After doing some research on this, I found out that the easiest way to do it was to develop an extension which would have the logic for the data type. You plug it in into Postgres, and it works as intended. But I wanted to explore further; building an extension didn’t feel like a challenge.

I wanted to add a new “in-built” data type by trying to tweak with Postgres’ backend. Why? Because it’s fun to break things and fix it. I took up the challenge and started finding things out….

Initial exploration ¶

As we saw in the previous experiment, logic for ADTs (abstract data types) is present in src/backend/utils/adt, so it made sense to explore this area once again. In order to not get intimidated by complex logic, I tried to search for an ADT which was easy to follow and had minimal logic.

I found bool.c to be a nice candidate for exploration; it was pretty easy to follow, and gave me an idea about how ADTs are structured. One pattern I found out was that all ADTs seem to implement an interface; most of them had function names with common suffixes like in, out, send, recv.
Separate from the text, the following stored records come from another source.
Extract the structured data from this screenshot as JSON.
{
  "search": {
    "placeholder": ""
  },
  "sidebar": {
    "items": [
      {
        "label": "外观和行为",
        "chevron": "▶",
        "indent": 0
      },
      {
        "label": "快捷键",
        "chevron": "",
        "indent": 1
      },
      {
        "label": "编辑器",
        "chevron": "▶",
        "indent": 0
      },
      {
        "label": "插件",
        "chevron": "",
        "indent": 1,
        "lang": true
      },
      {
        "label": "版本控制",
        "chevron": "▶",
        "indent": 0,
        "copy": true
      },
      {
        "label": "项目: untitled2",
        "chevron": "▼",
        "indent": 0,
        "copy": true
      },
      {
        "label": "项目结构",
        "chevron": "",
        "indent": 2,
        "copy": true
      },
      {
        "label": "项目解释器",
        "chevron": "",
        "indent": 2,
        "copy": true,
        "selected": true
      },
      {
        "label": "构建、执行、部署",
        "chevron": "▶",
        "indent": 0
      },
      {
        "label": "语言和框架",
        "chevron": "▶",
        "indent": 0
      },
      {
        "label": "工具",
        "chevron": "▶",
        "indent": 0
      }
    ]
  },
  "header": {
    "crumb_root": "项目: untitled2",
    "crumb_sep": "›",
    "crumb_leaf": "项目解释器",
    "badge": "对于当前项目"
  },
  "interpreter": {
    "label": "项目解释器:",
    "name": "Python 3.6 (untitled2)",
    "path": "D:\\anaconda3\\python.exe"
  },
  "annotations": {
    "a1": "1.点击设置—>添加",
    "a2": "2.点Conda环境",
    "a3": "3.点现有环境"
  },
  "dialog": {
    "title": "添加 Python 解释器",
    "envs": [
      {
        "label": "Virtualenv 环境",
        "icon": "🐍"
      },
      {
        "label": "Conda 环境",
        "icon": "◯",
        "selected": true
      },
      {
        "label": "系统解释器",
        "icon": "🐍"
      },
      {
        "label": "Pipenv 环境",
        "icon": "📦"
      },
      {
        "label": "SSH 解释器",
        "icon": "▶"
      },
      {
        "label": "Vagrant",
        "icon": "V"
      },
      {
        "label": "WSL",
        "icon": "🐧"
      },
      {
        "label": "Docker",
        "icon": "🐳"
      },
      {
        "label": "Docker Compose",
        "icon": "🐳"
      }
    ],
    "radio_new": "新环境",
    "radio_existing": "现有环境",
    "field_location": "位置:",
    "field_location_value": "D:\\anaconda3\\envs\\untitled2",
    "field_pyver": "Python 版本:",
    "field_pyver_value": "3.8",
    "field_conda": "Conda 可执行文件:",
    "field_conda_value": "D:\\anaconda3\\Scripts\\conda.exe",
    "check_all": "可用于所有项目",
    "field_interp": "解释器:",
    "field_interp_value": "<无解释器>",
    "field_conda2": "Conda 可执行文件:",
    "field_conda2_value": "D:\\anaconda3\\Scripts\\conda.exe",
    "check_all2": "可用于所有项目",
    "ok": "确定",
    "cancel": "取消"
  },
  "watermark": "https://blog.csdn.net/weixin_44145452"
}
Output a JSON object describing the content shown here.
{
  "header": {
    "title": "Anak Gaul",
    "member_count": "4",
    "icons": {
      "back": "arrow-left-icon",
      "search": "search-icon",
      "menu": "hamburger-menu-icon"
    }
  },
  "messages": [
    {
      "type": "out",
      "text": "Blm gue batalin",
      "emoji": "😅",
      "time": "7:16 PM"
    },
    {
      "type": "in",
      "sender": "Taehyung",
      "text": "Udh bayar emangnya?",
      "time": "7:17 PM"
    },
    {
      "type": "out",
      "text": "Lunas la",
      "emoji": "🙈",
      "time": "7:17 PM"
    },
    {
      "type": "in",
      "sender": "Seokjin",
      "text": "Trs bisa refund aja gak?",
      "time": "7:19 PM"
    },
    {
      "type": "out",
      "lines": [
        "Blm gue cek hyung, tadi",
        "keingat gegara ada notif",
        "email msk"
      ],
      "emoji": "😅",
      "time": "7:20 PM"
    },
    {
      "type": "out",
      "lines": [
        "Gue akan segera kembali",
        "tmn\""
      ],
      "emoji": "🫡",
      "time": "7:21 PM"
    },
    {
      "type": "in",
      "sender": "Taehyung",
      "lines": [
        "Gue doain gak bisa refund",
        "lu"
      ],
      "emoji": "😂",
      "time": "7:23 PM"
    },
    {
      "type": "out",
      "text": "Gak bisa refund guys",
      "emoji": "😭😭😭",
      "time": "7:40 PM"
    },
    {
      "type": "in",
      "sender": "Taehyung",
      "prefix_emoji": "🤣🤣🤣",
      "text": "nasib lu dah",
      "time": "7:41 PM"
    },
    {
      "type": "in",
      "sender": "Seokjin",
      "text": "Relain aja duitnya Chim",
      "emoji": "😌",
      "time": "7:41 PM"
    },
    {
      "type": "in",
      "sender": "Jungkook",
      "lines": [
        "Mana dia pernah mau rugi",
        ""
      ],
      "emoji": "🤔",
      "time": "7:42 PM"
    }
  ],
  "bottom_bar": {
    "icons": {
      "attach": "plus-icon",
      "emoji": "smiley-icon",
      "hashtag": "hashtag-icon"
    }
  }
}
On exploring further, it made sense:

in is meant for converting an external representation to your ADT’s internal representation
out is meant for converting your ADT’s internal representation to an external representation
send is meant for converting your ADT’s internal representation to a binary representation
recv is meant for converting an external binary representation to your ADT’s internal representation

ADTs must always have input and output functions. send and recv are optional and are used for providing binary input and output routines.

For this experiment, I wanted to build a custom color type which would store hex values and if possible, it should support operations on top of it. And since I haven’t looked into the internals of how colors are represented, this was the perfect opportunity.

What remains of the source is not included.